The Countdown: a series

Eva Shen, Editor in Chief

Caring is the hardest part.

Which is ironic, given the outstanding consequences of the alternative.

When I think about the things I care about most—or that trigger the most guilt—I think about the tangled role I play in an ecosystem unbalanced by human beings.

I blanch at using the words climate change, because even the concept seems to trigger an automatic shut-down—we blank out, tune out, turn away. Did you stop reading just now? Maybe you’re brushing past this paragraph, certain you’re about to hear the same old tidbits: sea levels are rising at double last century’s rate; sea ice is shrinking and has never been smaller; the last seven years were the hottest in recorded history—yes, climate change is real.

Climate change is urgent and demands our attention. It is also worn-out, overwhelming, and old news. It’s a nasty combination, playing up our fears and tamping them down with neglect. 

Climate change is global, which means it is also local.

What I want to explore is this: how do we, as San Ramonians, fit into the scheme of things? What affects us and what do we affect? How do we get up and start moving? How do we not sit still

Caring is different from feeling haunted by guilt or worry. It is easy to feel care, but it is the hardest thing in the world to do things about it. How do we get ourselves to really care? And then others?
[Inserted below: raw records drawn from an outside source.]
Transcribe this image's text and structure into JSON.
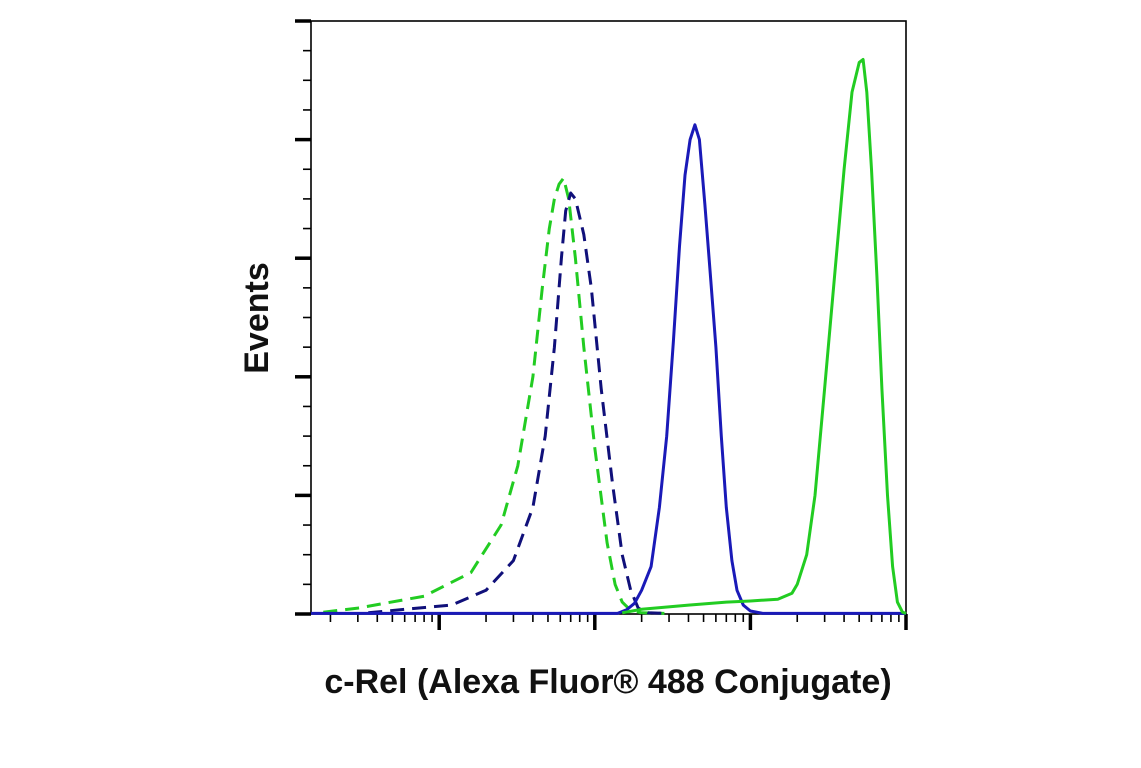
{
  "chart_data": {
    "type": "line",
    "title": "",
    "xlabel": "c-Rel (Alexa Fluor® 488 Conjugate)",
    "ylabel": "Events",
    "x_scale": "log",
    "xlim": [
      0.15,
      1000
    ],
    "ylim": [
      0,
      100
    ],
    "grid": false,
    "legend": "none",
    "series": [
      {
        "color": "#22cc22",
        "dash": "dashed",
        "points": [
          [
            0.18,
            0.3
          ],
          [
            0.3,
            1
          ],
          [
            0.8,
            3
          ],
          [
            1.6,
            7
          ],
          [
            2.5,
            15
          ],
          [
            3.2,
            25
          ],
          [
            4,
            40
          ],
          [
            4.6,
            55
          ],
          [
            5.1,
            65
          ],
          [
            5.5,
            70
          ],
          [
            5.9,
            72.5
          ],
          [
            6.3,
            73.5
          ],
          [
            6.8,
            70
          ],
          [
            7.5,
            60
          ],
          [
            8.5,
            45
          ],
          [
            10,
            28
          ],
          [
            12,
            12
          ],
          [
            13.5,
            5
          ],
          [
            15,
            2
          ],
          [
            17,
            0.6
          ],
          [
            20,
            0.2
          ],
          [
            28,
            0.1
          ]
        ]
      },
      {
        "color": "#10107a",
        "dash": "dashed",
        "points": [
          [
            0.35,
            0.2
          ],
          [
            0.6,
            0.8
          ],
          [
            1.2,
            1.5
          ],
          [
            2,
            4
          ],
          [
            3,
            9
          ],
          [
            4,
            18
          ],
          [
            4.8,
            30
          ],
          [
            5.5,
            45
          ],
          [
            6.1,
            60
          ],
          [
            6.5,
            68
          ],
          [
            7,
            71
          ],
          [
            7.5,
            70
          ],
          [
            8.5,
            64
          ],
          [
            9.5,
            55
          ],
          [
            11,
            38
          ],
          [
            13,
            22
          ],
          [
            15,
            10
          ],
          [
            17,
            4
          ],
          [
            19,
            1
          ],
          [
            22,
            0.2
          ],
          [
            28,
            0.1
          ]
        ]
      },
      {
        "color": "#1a1ab8",
        "dash": "solid",
        "points": [
          [
            0.15,
            0.1
          ],
          [
            14,
            0.1
          ],
          [
            16,
            0.7
          ],
          [
            18,
            1.8
          ],
          [
            20,
            4
          ],
          [
            23,
            8
          ],
          [
            26,
            18
          ],
          [
            29,
            30
          ],
          [
            32,
            46
          ],
          [
            35,
            62
          ],
          [
            38,
            74
          ],
          [
            41,
            80
          ],
          [
            44,
            82.5
          ],
          [
            47,
            80
          ],
          [
            51,
            69
          ],
          [
            55,
            58
          ],
          [
            60,
            45
          ],
          [
            65,
            30
          ],
          [
            70,
            18
          ],
          [
            76,
            9
          ],
          [
            82,
            4
          ],
          [
            90,
            1.5
          ],
          [
            100,
            0.5
          ],
          [
            120,
            0.1
          ],
          [
            1000,
            0.1
          ]
        ]
      },
      {
        "color": "#22cc22",
        "dash": "solid",
        "points": [
          [
            15,
            0.2
          ],
          [
            20,
            0.8
          ],
          [
            40,
            1.5
          ],
          [
            70,
            2
          ],
          [
            100,
            2.2
          ],
          [
            150,
            2.5
          ],
          [
            185,
            3.5
          ],
          [
            200,
            5
          ],
          [
            230,
            10
          ],
          [
            260,
            20
          ],
          [
            300,
            38
          ],
          [
            350,
            58
          ],
          [
            400,
            75
          ],
          [
            450,
            88
          ],
          [
            500,
            93
          ],
          [
            530,
            93.5
          ],
          [
            560,
            88
          ],
          [
            600,
            75
          ],
          [
            650,
            57
          ],
          [
            700,
            38
          ],
          [
            760,
            20
          ],
          [
            820,
            8
          ],
          [
            880,
            2
          ],
          [
            950,
            0.3
          ],
          [
            1000,
            0.1
          ]
        ]
      }
    ]
  }
}
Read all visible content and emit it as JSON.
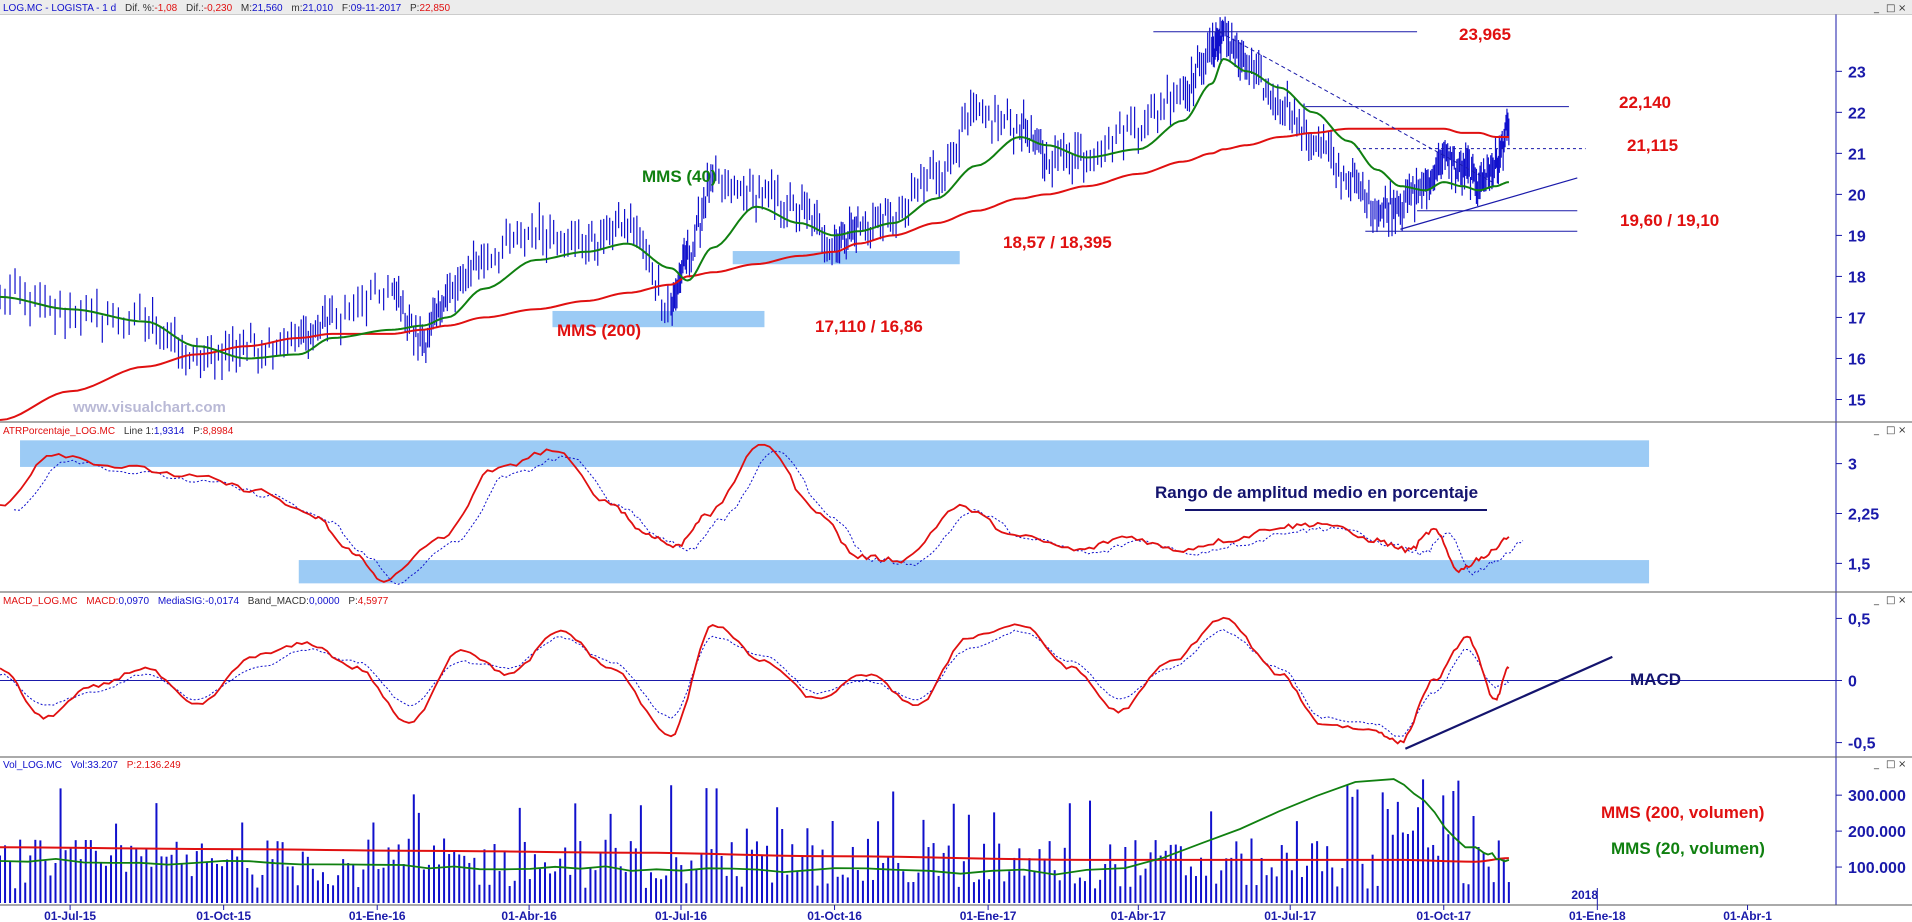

And then the government?

This series is called The Countdown, partly because of a pun that I’m saving for a later installment (which I really shouldn’t be this excited for), but mostly because we’re reaching an ecological tipping point, and that ubiquitous phrase— “we’re running out of time”— is sadly true.

My hope is that this series will be part investigation, part manual: an investigation into the things we need to care about, and a manual for how to care.